Population pharmacokinetics and individual analysis of daptomycin in kidney transplant recipients.

Eur J Pharm Sci

State Key Laboratory for Diagnosis and Treatment of Infectious Diseases, Key Laboratory for Drug Evaluation and Clinical Research of Zhejiang Province, First Affiliated Hospital, Zhejiang University School of Medicine, Hangzhou 310003, China. Electronic address:

Published: July 2021

AI Article Synopsis

  • The study aimed to understand how daptomycin behaves in kidney transplant patients in China, focusing on the population pharmacokinetics (PPK) of the drug.
  • A mixed-effects model was used to analyze data from 49 patients, revealing that factors like glomerular filtration rate (GFR) and body weight significantly influence the drug's clearance and distribution.
  • The research established a dosing regimen for daptomycin based on GFR and weight, providing guidelines to personalize treatment and minimize toxicity for kidney transplant recipients.

Article Abstract

Background: Little is known about the population pharmacokinetics (PPK) of daptomycin in kidney transplant patients. The present study established a pharmacokinetic model for daptomycin in kidney transplant patients in China and examinee the important factors affecting the pharmacokinetic parameters of daptomycin.

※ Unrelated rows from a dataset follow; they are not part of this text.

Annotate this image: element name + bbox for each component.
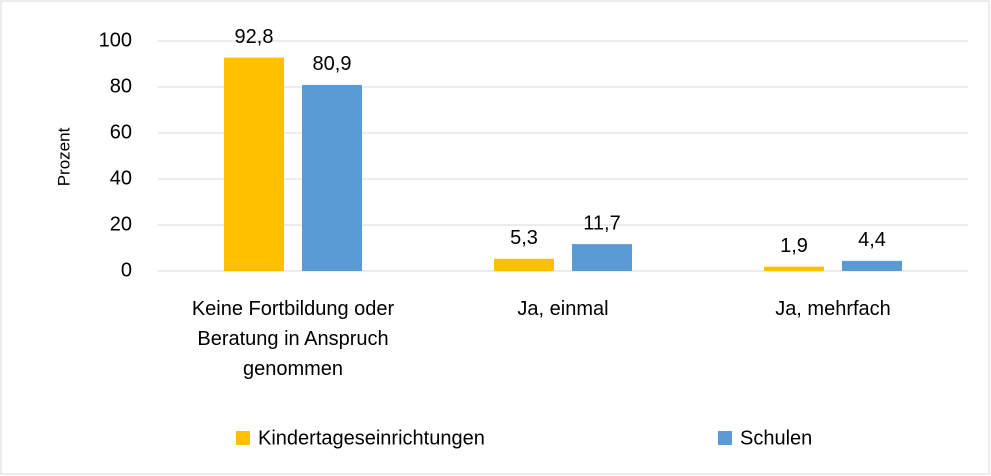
y-tick-label: 0 [121, 259, 132, 281]
x-tick-label: Keine Fortbildung oder Beratung in Anspr… [191, 298, 395, 380]
legend-swatch [236, 431, 250, 445]
bar [302, 84, 362, 272]
bar [842, 260, 902, 271]
x-tick-label: Ja, einmal [517, 298, 609, 320]
data-label: 4,4 [858, 229, 886, 251]
legend-label: Schulen [740, 427, 812, 449]
data-label: 92,8 [235, 26, 274, 48]
y-tick-label: 100 [99, 29, 132, 51]
data-label: 1,9 [780, 235, 808, 257]
y-tick-label: 60 [110, 121, 132, 143]
bar [572, 244, 632, 271]
y-axis-label: Prozent [54, 127, 73, 186]
data-label: 11,7 [583, 212, 620, 234]
data-label: 5,3 [510, 227, 538, 249]
bar [764, 266, 824, 271]
y-tick-label: 20 [110, 213, 132, 235]
bar [494, 258, 554, 271]
legend-label: Kindertageseinrichtungen [258, 427, 485, 449]
data-label: 80,9 [313, 53, 352, 75]
y-tick-label: 40 [110, 167, 132, 189]
y-tick-label: 80 [110, 75, 132, 97]
bar [224, 57, 284, 272]
x-tick-label: Ja, mehrfach [775, 298, 891, 320]
legend-swatch [718, 431, 732, 445]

Methods: The study population included 49 kidney transplant patients with 537 daptomycin concentrations. The PPK model of daptomycin was developed using a nonlinear mixed-effects model, a two-compartment structural model, and a mixed residual error model. The stability and predictive ability of the final model were evaluated based on bootstrapping, visual prediction checks and normalized prediction distribution errors.

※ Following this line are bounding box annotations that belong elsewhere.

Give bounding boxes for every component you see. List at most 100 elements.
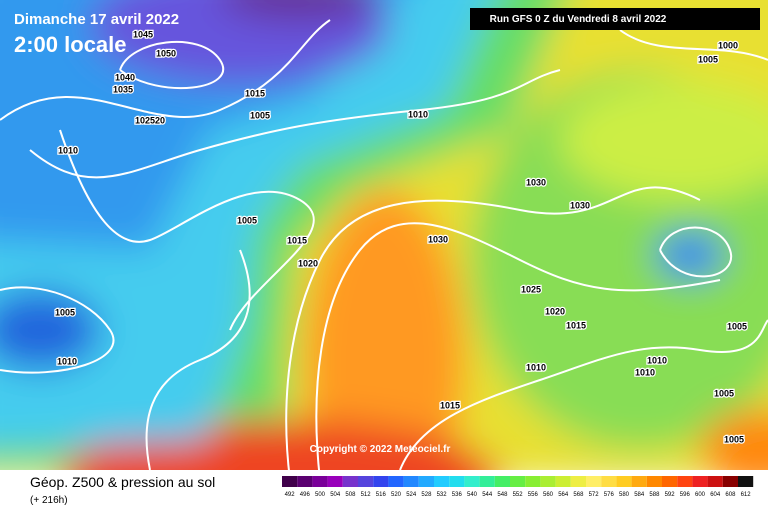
isobar-label: 1005 <box>714 388 734 398</box>
legend-swatch <box>601 476 617 487</box>
legend-swatch <box>358 476 374 487</box>
valid-time: 2:00 locale <box>14 32 127 57</box>
legend-label: 548 <box>497 492 508 498</box>
isobar-label: 1050 <box>156 48 176 58</box>
legend-swatch <box>677 476 693 487</box>
isobar-label: 1005 <box>698 54 718 64</box>
legend-swatch <box>373 476 389 487</box>
legend-label: 588 <box>649 492 660 498</box>
legend-swatch <box>479 476 495 487</box>
legend-swatch <box>525 476 541 487</box>
isobar-label: 1005 <box>250 110 270 120</box>
legend-label: 492 <box>285 492 296 498</box>
legend-swatch <box>297 476 313 487</box>
legend-swatch <box>570 476 586 487</box>
isobar-label: 1005 <box>55 307 75 317</box>
legend-swatch <box>464 476 480 487</box>
isobar-label: 1000 <box>718 40 738 50</box>
lead-time: (+ 216h) <box>30 495 68 506</box>
legend-label: 604 <box>710 492 721 498</box>
legend-swatch <box>312 476 328 487</box>
copyright: Copyright © 2022 Meteociel.fr <box>310 444 451 455</box>
legend-label: 592 <box>665 492 676 498</box>
run-info: Run GFS 0 Z du Vendredi 8 avril 2022 <box>490 14 667 25</box>
legend-swatch <box>555 476 571 487</box>
legend-swatch <box>434 476 450 487</box>
legend-swatch <box>646 476 662 487</box>
legend-label: 532 <box>437 492 448 498</box>
isobar-label: 1030 <box>570 200 590 210</box>
legend-label: 556 <box>528 492 539 498</box>
legend-swatch <box>510 476 526 487</box>
isobar-label: 1010 <box>635 367 655 377</box>
legend-swatch <box>631 476 647 487</box>
isobar-label: 1010 <box>408 109 428 119</box>
legend-swatch <box>738 476 754 487</box>
isobar-label: 1010 <box>57 356 77 366</box>
legend-label: 608 <box>725 492 736 498</box>
isobar-label: 1030 <box>526 177 546 187</box>
legend-swatch <box>342 476 358 487</box>
legend-label: 528 <box>421 492 432 498</box>
legend-swatch <box>662 476 678 487</box>
legend-label: 564 <box>558 492 569 498</box>
legend-swatch <box>388 476 404 487</box>
legend-swatch <box>418 476 434 487</box>
legend-swatch <box>707 476 723 487</box>
legend-swatch <box>616 476 632 487</box>
map-title: Géop. Z500 & pression au sol <box>30 474 215 490</box>
isobar-label: 1005 <box>727 321 747 331</box>
isobar-label: 1015 <box>440 400 460 410</box>
legend-label: 544 <box>482 492 493 498</box>
isobar-label: 1025 <box>521 284 541 294</box>
isobar-label: 1005 <box>724 434 744 444</box>
legend-label: 508 <box>345 492 356 498</box>
legend-label: 540 <box>467 492 478 498</box>
isobar-label: 1035 <box>113 84 133 94</box>
legend-swatch <box>692 476 708 487</box>
legend-swatch <box>540 476 556 487</box>
isobar-label: 1015 <box>287 235 307 245</box>
legend-label: 552 <box>513 492 524 498</box>
isobar-label: 1010 <box>58 145 78 155</box>
legend-label: 520 <box>391 492 402 498</box>
legend-label: 516 <box>376 492 387 498</box>
isobar-label: 1045 <box>133 29 153 39</box>
isobar-label: 1005 <box>237 215 257 225</box>
legend-swatch <box>722 476 738 487</box>
isobars <box>0 19 768 481</box>
legend-swatch <box>282 476 298 487</box>
legend-swatch <box>403 476 419 487</box>
legend-swatch <box>327 476 343 487</box>
legend-swatch <box>449 476 465 487</box>
isobar-label: 1015 <box>245 88 265 98</box>
run-banner <box>470 8 760 30</box>
legend-label: 504 <box>330 492 341 498</box>
legend-swatch <box>494 476 510 487</box>
legend-label: 536 <box>452 492 463 498</box>
legend-label: 500 <box>315 492 326 498</box>
legend-label: 580 <box>619 492 630 498</box>
legend-label: 568 <box>573 492 584 498</box>
legend-label: 512 <box>361 492 372 498</box>
legend-label: 524 <box>406 492 417 498</box>
legend-label: 600 <box>695 492 706 498</box>
legend-label: 572 <box>589 492 600 498</box>
legend-label: 576 <box>604 492 615 498</box>
legend-label: 560 <box>543 492 554 498</box>
legend-label: 612 <box>741 492 752 498</box>
legend-label: 584 <box>634 492 645 498</box>
isobar-label: 1030 <box>428 234 448 244</box>
isobar-label: 1040 <box>115 72 135 82</box>
isobar-label: 1020 <box>298 258 318 268</box>
legend-label: 596 <box>680 492 691 498</box>
isobar-label: 1010 <box>526 362 546 372</box>
valid-date: Dimanche 17 avril 2022 <box>14 11 179 28</box>
isobar-label: 102520 <box>135 115 165 125</box>
isobar-label: 1010 <box>647 355 667 365</box>
legend-label: 496 <box>300 492 311 498</box>
isobar-label: 1020 <box>545 306 565 316</box>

Results: Glomerular filtration rate (GFR) and total body weight significantly affected clearance, and body weight influenced the central volume of distribution. The average clearance of the population was 0.316 L/h, the central volume of distribution was 6.04 L, the intercompartmental clearance was 2.31 L/h, and the peripheral volume of distribution was 2.46 L. Based on the established model and the target of area under curve (AUC)/minimum inhibition concentration (MIC) ≥666, we developed a recommended dose regimen for kidney transplant patients according to their renal function and weight. The daily doses were 4.0±0.31, 4.7±0.36, 5.1±0.40, 5.5±0.43, 5.8±0.45, and 6.1±0.48 mg/kg when the GFRs were 15, 30, 45, 60, 75, and 90 ml/min/1.73 m, respectively.

Conclusion: This study provides a reference for individualized daptomycin administration in kidney transplant recipients, and it is a valuable resource for improving the treatment effect and reducing the toxic effects of daptomycin.